The Video Doctor program prints a “Provider Alert” sheet that the woman can bring to her clinician “so the clinician can see what's going on and reinforce the counseling,” said Dr. Stotland of the university.

She said she hopes the Video Doctor experiment will provide an effective, low-cost way of implementing basic strategies to limit excessive weight gain in pregnancy.

Recent studies suggest that working with a dietitian plus intensified monitoring and counseling by an ob.gyn. may reduce excessive weight gain in pregnancy in some populations, but these interventions are expensive and time consuming, she noted.

One randomized, controlled trial found that stepped-care behavioral interventions reduced excessive weight gain, compared with routine care, but only in women who had a normal body mass index before they became pregnant, she said.

Another study compared women who received provider counseling, plus a mailed patient-education newsletter, with historical controls and found that the intervention reduced the rate of excessive weight gain during pregnancy only in low-income women.

Most recently, investigators randomized 100 pregnant women to intensive dietary and lifestyle counseling or routine care with no extra counseling.

The intervention was similar to recommendations by the American College of Obstetricians and Gynecologists for routine weight gain monitoring and counseling.

Patients in the intervention group gained significantly less weight in pregnancy than did controls (29 vs. 36 pounds) but did not meet the primary outcome of a significant improvement in the percentage of women whose gestational weight gain fell within limits recommended by the Institute of Medicine (Am. J. Obstet. Gynecol. 2009;113:305-12).

“We have a long way to go,” Dr. Stotland said, “and these are kind of expensive things to implement. It's much, much more intensive counseling” than usual.

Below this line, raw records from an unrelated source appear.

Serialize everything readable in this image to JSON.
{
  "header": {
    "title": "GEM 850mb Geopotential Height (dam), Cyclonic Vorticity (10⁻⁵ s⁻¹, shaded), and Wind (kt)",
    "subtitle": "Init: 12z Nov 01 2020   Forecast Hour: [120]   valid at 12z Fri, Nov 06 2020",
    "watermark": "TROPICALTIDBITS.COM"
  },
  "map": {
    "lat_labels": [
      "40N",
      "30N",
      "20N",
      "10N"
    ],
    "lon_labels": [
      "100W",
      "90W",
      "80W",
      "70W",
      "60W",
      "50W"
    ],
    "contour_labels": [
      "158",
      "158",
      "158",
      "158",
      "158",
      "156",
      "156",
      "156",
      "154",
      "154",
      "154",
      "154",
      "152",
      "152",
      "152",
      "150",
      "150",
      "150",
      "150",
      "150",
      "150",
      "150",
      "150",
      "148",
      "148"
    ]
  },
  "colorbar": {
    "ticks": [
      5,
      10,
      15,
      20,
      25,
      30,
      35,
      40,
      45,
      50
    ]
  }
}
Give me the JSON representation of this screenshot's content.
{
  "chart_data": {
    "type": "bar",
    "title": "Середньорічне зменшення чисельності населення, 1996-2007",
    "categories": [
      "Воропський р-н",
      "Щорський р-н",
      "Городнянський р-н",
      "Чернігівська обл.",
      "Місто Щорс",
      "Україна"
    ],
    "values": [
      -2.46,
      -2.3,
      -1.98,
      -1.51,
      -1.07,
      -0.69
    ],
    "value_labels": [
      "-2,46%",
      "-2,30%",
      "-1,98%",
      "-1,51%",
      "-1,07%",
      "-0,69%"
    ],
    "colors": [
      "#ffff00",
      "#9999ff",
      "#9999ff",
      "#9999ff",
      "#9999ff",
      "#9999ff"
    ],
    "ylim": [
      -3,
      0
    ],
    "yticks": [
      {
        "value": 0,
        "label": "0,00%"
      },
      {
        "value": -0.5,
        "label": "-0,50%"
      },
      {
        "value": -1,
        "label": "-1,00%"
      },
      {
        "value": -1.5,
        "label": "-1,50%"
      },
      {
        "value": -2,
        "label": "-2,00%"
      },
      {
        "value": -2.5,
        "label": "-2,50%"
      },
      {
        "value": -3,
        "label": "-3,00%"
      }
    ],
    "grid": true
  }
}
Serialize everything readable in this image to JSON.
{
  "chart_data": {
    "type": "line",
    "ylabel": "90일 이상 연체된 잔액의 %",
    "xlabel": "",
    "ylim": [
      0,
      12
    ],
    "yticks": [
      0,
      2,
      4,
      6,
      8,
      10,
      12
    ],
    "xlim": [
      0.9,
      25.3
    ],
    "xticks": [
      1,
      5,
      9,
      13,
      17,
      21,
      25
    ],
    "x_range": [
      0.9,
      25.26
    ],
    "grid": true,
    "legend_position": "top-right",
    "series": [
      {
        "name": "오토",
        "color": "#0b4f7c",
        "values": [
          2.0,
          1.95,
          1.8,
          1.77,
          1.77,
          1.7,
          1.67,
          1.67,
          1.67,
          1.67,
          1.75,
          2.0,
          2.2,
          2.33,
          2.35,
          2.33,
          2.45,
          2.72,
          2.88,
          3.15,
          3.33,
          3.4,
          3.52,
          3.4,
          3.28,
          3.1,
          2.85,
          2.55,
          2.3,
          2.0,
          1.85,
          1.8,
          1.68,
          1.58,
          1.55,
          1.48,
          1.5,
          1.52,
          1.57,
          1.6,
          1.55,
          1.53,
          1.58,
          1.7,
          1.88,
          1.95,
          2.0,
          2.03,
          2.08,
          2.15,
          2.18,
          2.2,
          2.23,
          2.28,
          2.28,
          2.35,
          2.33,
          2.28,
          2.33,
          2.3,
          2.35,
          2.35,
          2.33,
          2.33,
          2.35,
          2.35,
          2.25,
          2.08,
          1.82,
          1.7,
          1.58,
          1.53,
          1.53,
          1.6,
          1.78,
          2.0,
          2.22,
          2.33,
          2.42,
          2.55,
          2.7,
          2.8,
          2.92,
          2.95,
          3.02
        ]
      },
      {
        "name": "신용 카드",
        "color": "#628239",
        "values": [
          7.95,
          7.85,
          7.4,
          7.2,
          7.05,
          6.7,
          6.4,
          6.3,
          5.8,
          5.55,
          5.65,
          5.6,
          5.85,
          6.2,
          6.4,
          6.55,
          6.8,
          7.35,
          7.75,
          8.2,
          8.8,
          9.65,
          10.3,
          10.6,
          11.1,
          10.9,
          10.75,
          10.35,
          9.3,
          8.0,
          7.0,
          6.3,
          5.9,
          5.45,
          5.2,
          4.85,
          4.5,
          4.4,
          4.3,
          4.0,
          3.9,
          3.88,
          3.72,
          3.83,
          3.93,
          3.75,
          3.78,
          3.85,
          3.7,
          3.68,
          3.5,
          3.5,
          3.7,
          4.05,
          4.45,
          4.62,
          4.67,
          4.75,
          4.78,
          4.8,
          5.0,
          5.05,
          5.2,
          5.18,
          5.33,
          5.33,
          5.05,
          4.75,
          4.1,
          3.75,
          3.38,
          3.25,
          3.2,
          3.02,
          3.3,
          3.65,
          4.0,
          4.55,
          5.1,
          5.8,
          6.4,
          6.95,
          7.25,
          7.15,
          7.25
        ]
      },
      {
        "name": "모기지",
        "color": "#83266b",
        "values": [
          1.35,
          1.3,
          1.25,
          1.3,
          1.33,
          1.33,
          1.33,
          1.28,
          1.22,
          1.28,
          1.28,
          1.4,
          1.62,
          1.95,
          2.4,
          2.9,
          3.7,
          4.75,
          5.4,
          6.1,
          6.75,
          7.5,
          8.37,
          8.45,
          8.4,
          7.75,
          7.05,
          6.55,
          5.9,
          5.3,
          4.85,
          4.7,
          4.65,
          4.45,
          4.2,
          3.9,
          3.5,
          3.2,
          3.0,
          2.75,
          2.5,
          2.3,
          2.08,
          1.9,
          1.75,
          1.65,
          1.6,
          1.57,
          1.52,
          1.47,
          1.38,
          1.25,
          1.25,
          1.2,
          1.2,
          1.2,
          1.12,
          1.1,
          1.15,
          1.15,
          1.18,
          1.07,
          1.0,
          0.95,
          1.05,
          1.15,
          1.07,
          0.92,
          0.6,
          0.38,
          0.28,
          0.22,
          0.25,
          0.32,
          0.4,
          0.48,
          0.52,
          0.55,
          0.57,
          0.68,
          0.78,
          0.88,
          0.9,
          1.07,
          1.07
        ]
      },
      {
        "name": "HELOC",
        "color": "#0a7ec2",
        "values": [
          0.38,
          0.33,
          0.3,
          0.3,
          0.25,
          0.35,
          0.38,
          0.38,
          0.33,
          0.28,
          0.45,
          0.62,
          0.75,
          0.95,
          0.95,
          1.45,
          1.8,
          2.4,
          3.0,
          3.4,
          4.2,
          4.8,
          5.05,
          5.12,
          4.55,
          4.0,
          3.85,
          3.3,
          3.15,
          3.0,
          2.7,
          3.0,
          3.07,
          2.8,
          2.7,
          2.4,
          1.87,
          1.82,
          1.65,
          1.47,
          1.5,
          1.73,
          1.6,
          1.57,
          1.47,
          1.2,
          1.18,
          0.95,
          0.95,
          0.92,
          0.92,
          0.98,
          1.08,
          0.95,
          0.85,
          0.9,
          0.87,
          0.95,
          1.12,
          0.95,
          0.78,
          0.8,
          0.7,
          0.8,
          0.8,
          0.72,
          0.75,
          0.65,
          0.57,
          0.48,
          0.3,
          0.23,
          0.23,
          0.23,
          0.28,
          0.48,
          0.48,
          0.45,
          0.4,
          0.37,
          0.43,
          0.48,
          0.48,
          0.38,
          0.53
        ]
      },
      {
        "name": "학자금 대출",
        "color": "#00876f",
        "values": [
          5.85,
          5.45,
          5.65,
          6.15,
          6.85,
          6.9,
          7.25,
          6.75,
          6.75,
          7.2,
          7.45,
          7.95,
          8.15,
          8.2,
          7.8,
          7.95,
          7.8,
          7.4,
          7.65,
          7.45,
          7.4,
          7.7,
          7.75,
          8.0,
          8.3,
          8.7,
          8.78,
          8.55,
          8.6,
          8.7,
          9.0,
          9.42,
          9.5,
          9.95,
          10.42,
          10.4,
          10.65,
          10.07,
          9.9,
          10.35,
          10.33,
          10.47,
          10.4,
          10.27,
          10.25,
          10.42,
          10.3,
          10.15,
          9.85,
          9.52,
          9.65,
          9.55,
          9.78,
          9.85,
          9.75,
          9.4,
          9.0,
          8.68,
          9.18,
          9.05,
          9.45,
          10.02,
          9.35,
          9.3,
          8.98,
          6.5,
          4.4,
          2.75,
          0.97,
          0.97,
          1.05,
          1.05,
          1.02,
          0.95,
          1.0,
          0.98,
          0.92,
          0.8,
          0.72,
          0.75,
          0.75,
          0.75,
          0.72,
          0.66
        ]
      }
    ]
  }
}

The Video Doctor may help with this, but a preliminary study showed only partial promise.

When used as a one-time intervention around the 20th week of pregnancy in a randomized, controlled trial, the Video Doctor was not associated with a difference in weight gain, but the women in the Video Doctor group did report better diets and physical activity behaviors and increased discussions about these topics at follow-up visits, Dr. Stotland said.

A new study will use a revised version of the Video Doctor that starts earlier in pregnancy and engages pregnant women in a serial fashion throughout pregnancy. The study also will incorporate other strategies such as self-monitoring of weight.

“We're hoping that as a package, this will reduce excessive weight gain in pregnancy, but we need to do more research,” she said.

A large proportion of U.S. women gain excessive weight during pregnancy.

In a recent study of nearly 53,000 women in the United States who gave birth to term singletons in 2004-2005, 42% of those who were normal weight at baseline and 64% of those who were overweight at baseline gained more pounds during pregnancy than were recommended in the 1990 Institute of Medicine guidelines.

Among women who were obese at baseline, 46% gained more than 25 pounds above the Institue of Medicine-recommended amount (Am. J. Obstet. Gynecol. 2009;200:271.e1-7).

The Institute of Medicine in May 2009 revised its recommendations for weight gain in pregnancy to add an upper limit to recommendations for pregnant women who are obese at baseline.

In a comparison of the Institute of Medicine guidelines with 2002-2003 data from the Pregnancy Risk Assessment Monitoring System, overweight women gained a median of 30 pounds during pregnancy, compared with 20 pounds recommended by the IOM, and obese women gained 25 pounds, compared with the recommended median of 15.5 pounds, the Institute of Medicine found.

Dr. Stotland reported that she has no conflicts of interest related to these topics.

'This really is a nice adjunct to the counseling that we do in the clinic.'

Source Dr. Stotland

A woman in a prenatal clinic connects with the Video Doctor for counseling on weight gain during pregnancy.